Martinelli and Odegaard played a one-two within that 4v2, then Odegaard dinked a ball over Trossard and the defender in to the path of Xhaka to run into the box.

Both Martinelli and Trossard make their runs into the box, but Odegaard smartly holds and curves his run to make himself free on the edge of the box as an option for Xhaka. Xhaka played the higher quality chance into Martinelli on the far post but it was off the mark.

This was the first sign of this dynamic movement at play. Martinelli is comfortable being more expressive and venturing out of position, because he knows Trossard is just as capable at left-wing.

This understanding and movement makes Arsenal much less predictable and harder to defend against because there’s so much more motion and freedom with press resistant proficient dribblers moving all about the pitch.

Another example came in the 18th minute when Oleksandr Zinchenko, the inverted left-back who moved into the left half-space to help Martinelli overload the left-wing.

Trossard ran out wide, then ran back centrally, which created the space for Zinchenko to run into to receive a pass from Martinelli. Normally, it would be Xhaka making this run ahead of Zinchenko to form a triangle with Martinelli, but because Trossard is comfortable in that tight space at the edge of the box with three defenders surrounding him, he filled in.

Zinchenko, once he received the ball, quickly played the pass back to Martinelli, with Trossard checking back, making himself open within the triangle they created.

Trossard’s movement attracted the attention of one of Leicester’s center-backs, dragging them out of the 4v3 in the box on the far side. Martinelli played a ball into Bukayo Saka on the far post that was put out of play.

Normally, if Eddie Nketiah was in as a center forward instead of Leandro Trossard, he’d be in the box within that 4v3, waiting for the cross. Then Xhaka would be the one that would need to come out from the left half-space to the left-wing to help create a triangle with Zinchenko and Martinelli. Xhaka isn’t as proficient in tight spaces as Trossard, nor is he as creative passing.

Xhaka is much better served inside the box available when a chance is created, on the end of a cross, like in the example in the 18th minute.

The third example from the 26th minute is just an incredible strike from Trossard on the edge of the box, showcasing his ball-striking ability.

A corner was taken, and he was on the edge of the box, waiting for any scraps to be recycled out to him. The ball was played into the middle of the penalty area, punched out by goalkeeper Danny Ward. Xhaka then played the ball to Trossard, and he planted the ball in the top right corner.

Unfortunately, the goal was disallowed by VAR because left-back Ben White thought he could get away with holding Danny Ward’s arm when he went to punch the ball.

The final example is the first goal and only goal in the match, in the 45th minute. Gabriel, the left center-back, plays a ball down the line to Trossard.

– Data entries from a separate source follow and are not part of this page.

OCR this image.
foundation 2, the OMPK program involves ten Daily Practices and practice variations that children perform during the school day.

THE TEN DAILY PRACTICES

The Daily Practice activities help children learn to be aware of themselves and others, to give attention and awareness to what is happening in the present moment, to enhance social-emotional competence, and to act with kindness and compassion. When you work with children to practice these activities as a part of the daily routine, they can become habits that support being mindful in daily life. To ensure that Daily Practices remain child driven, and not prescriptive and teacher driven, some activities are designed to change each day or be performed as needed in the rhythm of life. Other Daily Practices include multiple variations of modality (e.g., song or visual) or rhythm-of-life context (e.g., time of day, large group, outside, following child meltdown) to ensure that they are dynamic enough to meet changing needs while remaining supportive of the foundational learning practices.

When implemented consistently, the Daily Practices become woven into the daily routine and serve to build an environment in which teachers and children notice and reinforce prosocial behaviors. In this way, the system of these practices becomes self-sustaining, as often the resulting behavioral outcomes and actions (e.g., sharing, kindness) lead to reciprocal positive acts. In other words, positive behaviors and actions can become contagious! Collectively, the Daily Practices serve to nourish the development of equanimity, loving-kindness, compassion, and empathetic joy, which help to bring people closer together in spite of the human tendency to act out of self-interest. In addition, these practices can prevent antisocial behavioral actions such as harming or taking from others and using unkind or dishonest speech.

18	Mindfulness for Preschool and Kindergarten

Trossard has moved out wide, with Odegaard sitting central in the center forward position, with Martinelli further back closer to Arsenal’s back line to aid in the recovery of the ball.

Trossard performed a neat step-over, 1v1 his defender, nutmegging the defender with the pass that played Martinelli through into the box for the goal.

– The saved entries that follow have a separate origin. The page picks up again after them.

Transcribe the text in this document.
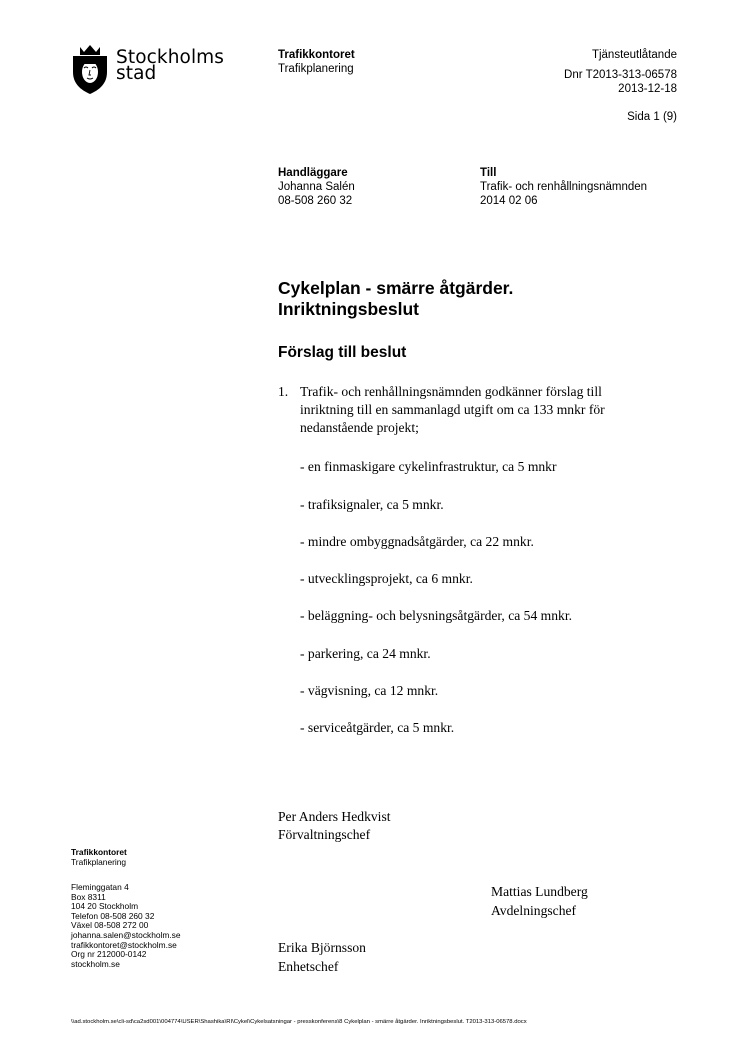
Stockholms
stad
Trafikkontoret
Trafikplanering
Tjänsteutlåtande
Dnr T2013-313-06578
2013-12-18
Sida 1 (9)
Handläggare
Johanna Salén
08-508 260 32
Till
Trafik- och renhållningsnämnden
2014 02 06
Cykelplan - smärre åtgärder.
Inriktningsbeslut
Förslag till beslut
1. Trafik- och renhållningsnämnden godkänner förslag till
inriktning till en sammanlagd utgift om ca 133 mnkr för
nedanstående projekt;
- en finmaskigare cykelinfrastruktur, ca 5 mnkr
- trafiksignaler, ca 5 mnkr.
- mindre ombyggnadsåtgärder, ca 22 mnkr.
- utvecklingsprojekt, ca 6 mnkr.
- beläggning- och belysningsåtgärder, ca 54 mnkr.
- parkering, ca 24 mnkr.
- vägvisning, ca 12 mnkr.
- serviceåtgärder, ca 5 mnkr.
Per Anders Hedkvist
Förvaltningschef
Mattias Lundberg
Avdelningschef
Erika Björnsson
Enhetschef
Trafikkontoret
Trafikplanering
Fleminggatan 4
Box 8311
104 20 Stockholm
Telefon 08-508 260 32
Växel 08-508 272 00
johanna.salen@stockholm.se
trafikkontoret@stockholm.se
Org nr 212000-0142
stockholm.se
\\ad.stockholm.se\cli-sd\ca2sd001\004774\USER\Shashika\RI\Cykel\Cykelsatsningar - presskonferens\8 Cykelplan - smärre åtgärder. Inriktningsbeslut. T2013-313-06578.docx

Trossard is a highly versatile forward who is proficient playing in multiple positions, can help in tight spaces since he is incredibly press resistant, is a great striker of the ball, and can handle being isolated 1v1 defenders on the wing. Will he replace Gabriel Jesus? No, but Arsenal can be even more unpredictable and difficult to defend against with someone like him in the lineup.

I would even argue that when Gabriel Jesus comes back from injury, Jesus should move into the left center-midfield role that Granit Xhaka currently plays. Xhaka hasn’t looked as convincing in the left half-space as Trossard.

Let Trossard stay central and move Jesus closer to Martinelli. Martinelli, Jesus, and Trossard can all rotate and roam in and out of position to create imbalances and space within the opponents’ backline.

Arsenal has a ton of quality at several positions, all with the ability to chop and change position, helping to solve the problem of a lack of depth as they hit the final stretch and push for their first Premier League title since 2003.